“Father,” said Thomas, “how miserable we should be if we had no water to drink this weather, like those poor Arabs that you told us of the other day.”
“Yes,” answered Mr. Harvey, “the sun must be burning hot in Arabia now.”
“How can they live in such a place?” asked John.
“They are not all so miserable as the party I told you of the other day,” replied his father. “Besides, you know it is their country, and God has taught them to love it. If an Arab were brought here, he would, probably, think it a most dreary land, except in summer.”
“But what do you do in town, Samuel,” asked John, “when it is too warm to go out?”
“It is very hot only in the middle of the day,” replied his cousin, “and then, you know, we are at school. In the afternoons, I sometimes rode out with father, or went on the steamboat. Last week a balloon went up, from the other side of the river. We had a fine view of it from the roof of our house. Two men were in it, and when they had risen so high that the balloon appeared quite small, they threw out a little machine, called a parachute. It looked something like an umbrella, and had a dog to it. The balloon sailed a great distance through the air, and came down safely.”
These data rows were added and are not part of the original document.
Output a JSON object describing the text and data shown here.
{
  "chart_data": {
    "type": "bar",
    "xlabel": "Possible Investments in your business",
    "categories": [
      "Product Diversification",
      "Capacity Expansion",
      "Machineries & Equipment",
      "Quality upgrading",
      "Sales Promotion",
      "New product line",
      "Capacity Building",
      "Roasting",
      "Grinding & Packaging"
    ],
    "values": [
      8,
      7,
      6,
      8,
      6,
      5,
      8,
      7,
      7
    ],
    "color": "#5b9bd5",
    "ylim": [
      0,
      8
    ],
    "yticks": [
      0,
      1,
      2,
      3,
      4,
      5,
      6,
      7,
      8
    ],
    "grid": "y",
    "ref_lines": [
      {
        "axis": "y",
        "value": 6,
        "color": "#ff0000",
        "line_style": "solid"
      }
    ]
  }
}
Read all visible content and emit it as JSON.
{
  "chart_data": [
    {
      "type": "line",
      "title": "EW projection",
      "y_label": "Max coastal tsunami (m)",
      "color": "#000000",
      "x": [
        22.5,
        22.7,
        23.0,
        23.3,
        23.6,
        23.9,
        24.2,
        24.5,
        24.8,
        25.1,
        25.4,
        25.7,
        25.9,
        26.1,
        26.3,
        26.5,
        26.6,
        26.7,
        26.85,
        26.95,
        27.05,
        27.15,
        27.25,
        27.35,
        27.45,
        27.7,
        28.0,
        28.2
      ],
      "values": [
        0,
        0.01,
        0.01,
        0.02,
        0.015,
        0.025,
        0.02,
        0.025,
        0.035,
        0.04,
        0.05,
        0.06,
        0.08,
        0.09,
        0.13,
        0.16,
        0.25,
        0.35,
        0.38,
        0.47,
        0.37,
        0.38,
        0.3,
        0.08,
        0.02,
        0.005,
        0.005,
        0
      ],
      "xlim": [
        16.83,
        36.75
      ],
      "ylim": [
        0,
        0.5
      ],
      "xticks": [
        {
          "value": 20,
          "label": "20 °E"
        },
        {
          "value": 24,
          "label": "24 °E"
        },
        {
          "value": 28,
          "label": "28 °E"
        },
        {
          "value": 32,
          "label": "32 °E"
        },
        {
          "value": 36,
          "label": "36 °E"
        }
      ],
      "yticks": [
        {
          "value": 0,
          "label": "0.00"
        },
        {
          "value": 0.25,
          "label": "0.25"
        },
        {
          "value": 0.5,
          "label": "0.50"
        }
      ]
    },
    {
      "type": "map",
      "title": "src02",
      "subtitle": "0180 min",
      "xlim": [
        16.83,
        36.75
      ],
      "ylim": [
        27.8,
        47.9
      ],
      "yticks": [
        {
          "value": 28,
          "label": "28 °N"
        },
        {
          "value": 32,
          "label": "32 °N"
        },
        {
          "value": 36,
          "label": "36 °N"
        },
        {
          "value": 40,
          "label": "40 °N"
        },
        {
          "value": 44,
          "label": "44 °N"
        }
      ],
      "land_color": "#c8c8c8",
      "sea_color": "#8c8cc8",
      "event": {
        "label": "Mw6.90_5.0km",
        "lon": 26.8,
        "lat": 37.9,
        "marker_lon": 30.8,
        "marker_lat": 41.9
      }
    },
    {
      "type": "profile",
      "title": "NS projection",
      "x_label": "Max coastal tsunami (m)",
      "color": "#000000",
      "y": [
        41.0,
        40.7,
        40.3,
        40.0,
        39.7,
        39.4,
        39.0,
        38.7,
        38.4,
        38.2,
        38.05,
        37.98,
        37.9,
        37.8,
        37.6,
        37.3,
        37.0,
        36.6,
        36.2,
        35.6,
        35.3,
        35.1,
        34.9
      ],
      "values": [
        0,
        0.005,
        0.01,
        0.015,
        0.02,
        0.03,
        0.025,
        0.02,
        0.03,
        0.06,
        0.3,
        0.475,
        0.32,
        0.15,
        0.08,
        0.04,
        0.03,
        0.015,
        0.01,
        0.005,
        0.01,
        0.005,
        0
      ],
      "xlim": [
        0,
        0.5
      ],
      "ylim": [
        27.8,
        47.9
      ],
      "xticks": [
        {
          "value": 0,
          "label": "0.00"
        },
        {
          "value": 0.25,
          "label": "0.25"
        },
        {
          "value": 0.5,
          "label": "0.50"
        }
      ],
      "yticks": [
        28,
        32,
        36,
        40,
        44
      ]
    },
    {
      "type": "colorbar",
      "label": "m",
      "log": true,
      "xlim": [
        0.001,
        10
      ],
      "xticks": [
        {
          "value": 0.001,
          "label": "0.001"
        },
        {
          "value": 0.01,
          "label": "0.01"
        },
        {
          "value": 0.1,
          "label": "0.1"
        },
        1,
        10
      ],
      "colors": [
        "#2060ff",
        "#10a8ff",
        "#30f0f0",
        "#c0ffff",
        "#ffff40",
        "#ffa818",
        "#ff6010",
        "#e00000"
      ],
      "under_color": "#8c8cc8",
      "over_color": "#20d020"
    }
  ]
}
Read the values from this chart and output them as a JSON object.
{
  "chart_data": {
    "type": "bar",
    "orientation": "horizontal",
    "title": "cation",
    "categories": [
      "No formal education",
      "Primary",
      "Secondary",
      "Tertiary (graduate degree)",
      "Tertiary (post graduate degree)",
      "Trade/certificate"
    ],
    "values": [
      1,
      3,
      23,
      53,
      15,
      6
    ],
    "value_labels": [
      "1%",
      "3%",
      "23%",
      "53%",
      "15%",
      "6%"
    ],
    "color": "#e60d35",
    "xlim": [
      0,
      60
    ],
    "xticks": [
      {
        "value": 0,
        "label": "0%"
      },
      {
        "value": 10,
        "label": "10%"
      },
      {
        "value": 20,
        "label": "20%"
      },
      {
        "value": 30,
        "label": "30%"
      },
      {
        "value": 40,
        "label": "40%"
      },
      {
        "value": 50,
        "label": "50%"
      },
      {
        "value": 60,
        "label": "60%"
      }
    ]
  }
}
It was now six o’clock, and Mr. Harvey told the boys that they might go to supper, which he had ordered to be ready earlier than usual.
[Illustration]
CHAPTER II.
The evening walk.
After supper, Samuel and his cousins took a walk in the meadow, toward the mill pond. The air was now cool and pleasant, and as the boys moved through the narrow path, among the low grass, thousands of grasshoppers, and other insects, filled the air with their cheerful hum. Thomas, with his companions, passed round the mill, and then climbed a fence which led through a field of corn. The corn was not very high, so that they had to be careful not to tread upon it. When they reached the other side, Samuel saw that the fence was covered with raspberry vines, from one end to the other. He asked what they did with so many. “All that father wishes to use, or to eat,” replied Thomas, “he gathers out of the garden; but these he leaves for two or three poor families, who live not far off, and who take them to town to sell. It helps them to pay their rent.”
“And does he give away blackberries, too?” asked Samuel.
“Yes, and many other kinds of fruit,” replied his cousin. “He has such large fields and orchards, that he can afford to give away great quantities of apples, peaches, currants, grain, and vegetables.”